Any women with autism on here who aren't suicidal and feel happy with their lives?

I would really like to speak with one.

Not to be super bleak but many of the people I identified with in my life, the kind of people you'd say, 'we're alike' even if you weren't that close, are now dead. I have to ask why that is. One of only two other women with autism who I knew died recently of an overdose (The other does not seem to like me much and we no longer talk).

The feeling that 'we' are not made for this world, and how are we meant to get along in it, are very common and the evidence as I have witnessed and lived it thus far suggests probably true. Is any woman with autism here living a life they are happy with?  Is anyone here 'okay'? I would really like to have an honest conversation with another woman whose life doesn't suck - and how that came about. NOT performatively - no bullshit designed to make me feel better in the short term regardless of reality.  If you are an adult woman with autism and your life genuinely doesn't suck, can we chat?

Thanks peeps

  • I was adopted aged five. My adopted family rejected me and, from the age of 19, I lived in a mental hospital.
    After I was diagnosed with Autism I must leave and had to live on the street.
    I almost did not speak. I didn’t have any life experience. I did not even know how to wash dishes, clean my room or how to use public transport or phone.
    All the time I was fighting suicidal ideation. I was trying many different ways to stop the horrible mental pain which burned me from the inside, but someone on the sky decide to give me a chance.
    Thanks to my friends who help me. I was given a chance to improve my life. People  tried to understand and help me. For me it was unusual. I was helped to go to college. My assistant at a college saw my drawings and suggested I go on an art and design course.
    I am 53 now and going to finish university
    I don't think about suicides anymore. I really want to create a puppet theatre where we could tell stories from our live.

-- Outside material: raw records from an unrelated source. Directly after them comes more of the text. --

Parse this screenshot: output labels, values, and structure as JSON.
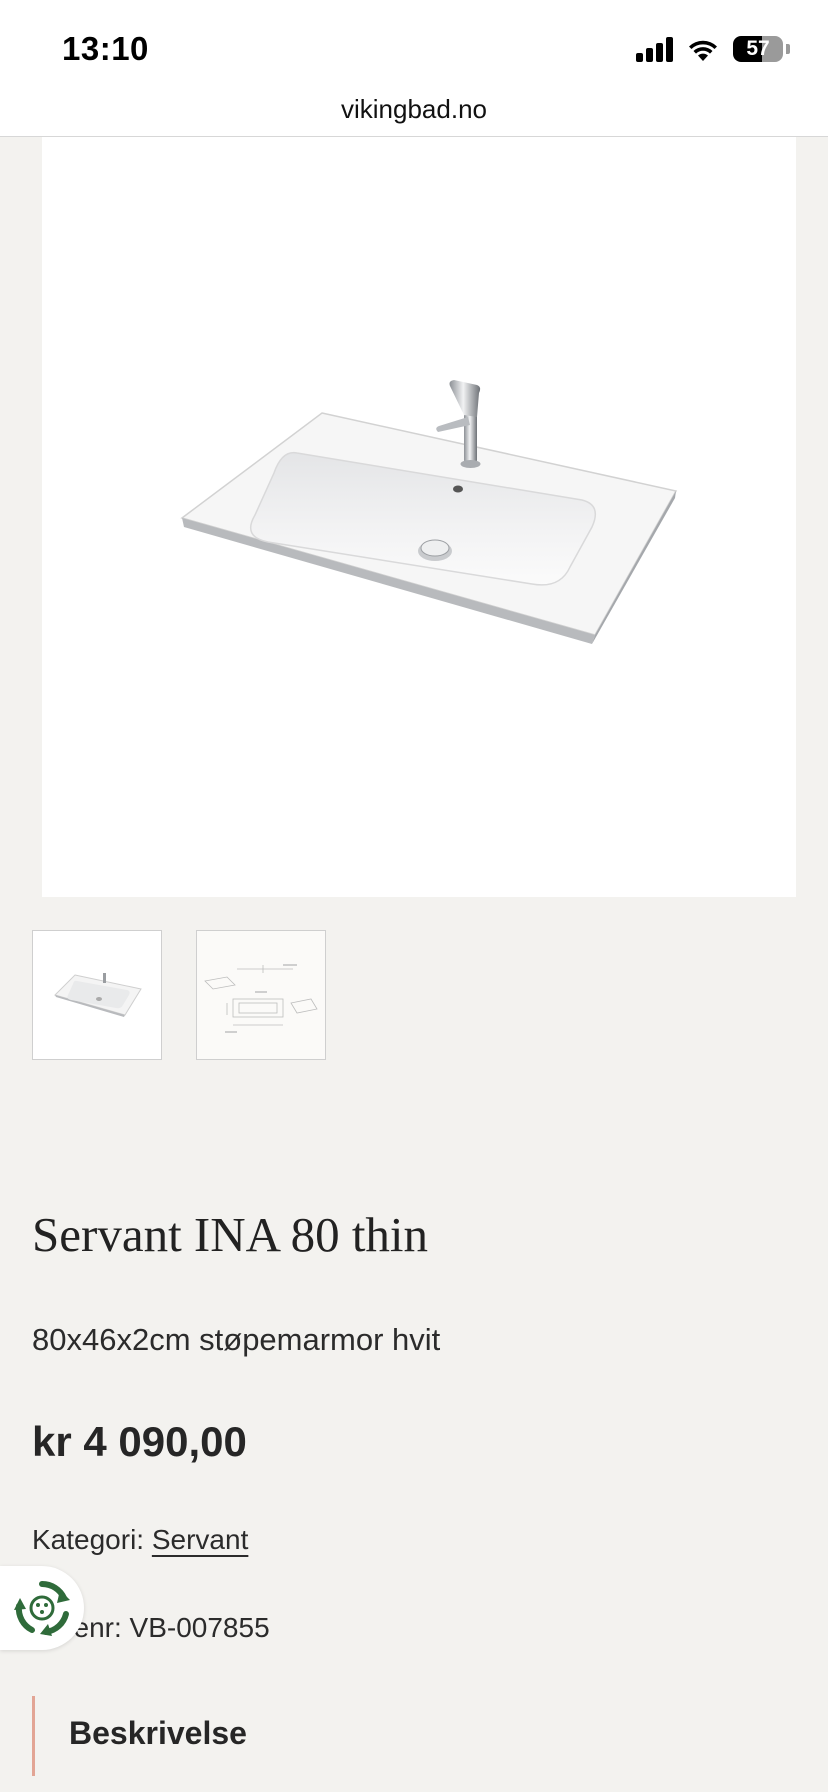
{
  "status_bar": {
    "time": "13:10",
    "battery_level": "57",
    "icons": [
      "signal-icon",
      "wifi-icon",
      "battery-icon"
    ]
  },
  "browser": {
    "url": "vikingbad.no"
  },
  "gallery": {
    "main_image": "sink-image",
    "thumbnails": [
      "sink-thumbnail",
      "technical-drawing-thumbnail"
    ]
  },
  "product": {
    "title": "Servant INA 80 thin",
    "subtitle": "80x46x2cm støpemarmor hvit",
    "price": "kr 4 090,00",
    "category_label": "Kategori:",
    "category_value": "Servant",
    "sku_label": "Varenr:",
    "sku_value": "VB-007855"
  },
  "eco_widget": {
    "icon": "recycle-icon",
    "color": "#2f6b3a"
  },
  "description": {
    "heading": "Beskrivelse",
    "accent_color": "#e2a595"
  }
}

  • Yes I am male but fighting suicidal ideation which is a really bad obsession if autistic as you will find it very difficult but you can be strong. Try to find a role that makes you like life and feel good

  • Is any woman with autism here living a life they are happy with?

    Almost....

    I have learned a great deal on my life journey thus far and that has made be both aware of my vulnerabilities and my strengths.  The latter relates to determination, humanity, tenacity and resourcefulness.  Importantly, there is a realisation that I am "ok" as a person and contribute more than I take.  That I am a caring and loving individual.  However, as I grow more at peace with myself, I realise more where I am different from others in my approach and angle. It is not a threat to others it is just that they don't "get it" at face value.

    I have had lows but also great highs.

  • Yes, happy to chat.

    I'm 57, new to this forum and happy as an Aspie. My approach to life is 'it is what it is' and I put my welfare and peace of mind first these days. I don't socialise as it emotionally drains me for days afterwards, so I don't do it - same with anything else that I've come to recognise as 'not my thing'

    I was dx a long time ago and am now used to 'me being me' - relationships have come and gone as I can't maintain them, so I have a dog instead - and my blood pressure thanks me...

    I have 'in' days and 'out' days depending on how I feel - if it's an 'in' day because I'm feeling stressed then so be it - I treat myself to a DVD or just faff about on the computer. On days I 'have' to go out and know I will get stressed I reward myself with 'in' days doing bug..r all Slight smile

    I don't even try to 'fit in' - I long ago came to the conclusion I was happier NOT fitting in - I don't view being on my own as a bad thing - I do what I want when I want., eat when and what I want, have full control of the remote - I'm 100% bachelor girl - I believe our view of somehow thinking we 'should' fit in is basically what causes the stress - it's like pushing water uphill.

    I don't have much of what NT's push as being a measure of success - I live in social housing and have an online job that pays peanuts - according to their definition my life probably does suck. But that's their definition not mine. I tried life their way and had a well paid job, own house with mortgage and a new sports car - along with it went being physically ill, permanently emotionally drained and a nervous breakdown. Once I took a step back and stopped trying to fit their plan and started looking at what actually made me happy in life things began to improve - and it's sort of snowballed from there.

    So, I'm Aspie, happy and that's how it came about. If you want to chat I'm happy to. If not my advice is to start making changes, start with small ones, but keep assessing what makes 'you' happy or what 'worked' and build on it.

    Christine

  • Hey there, I am a woman with Autism, I was diagnosed with Asperger's in December of last year. I'm happy. I hope I can help? Ask me anything that you wish either on here or if you prefer you can add me as a friend and PM me.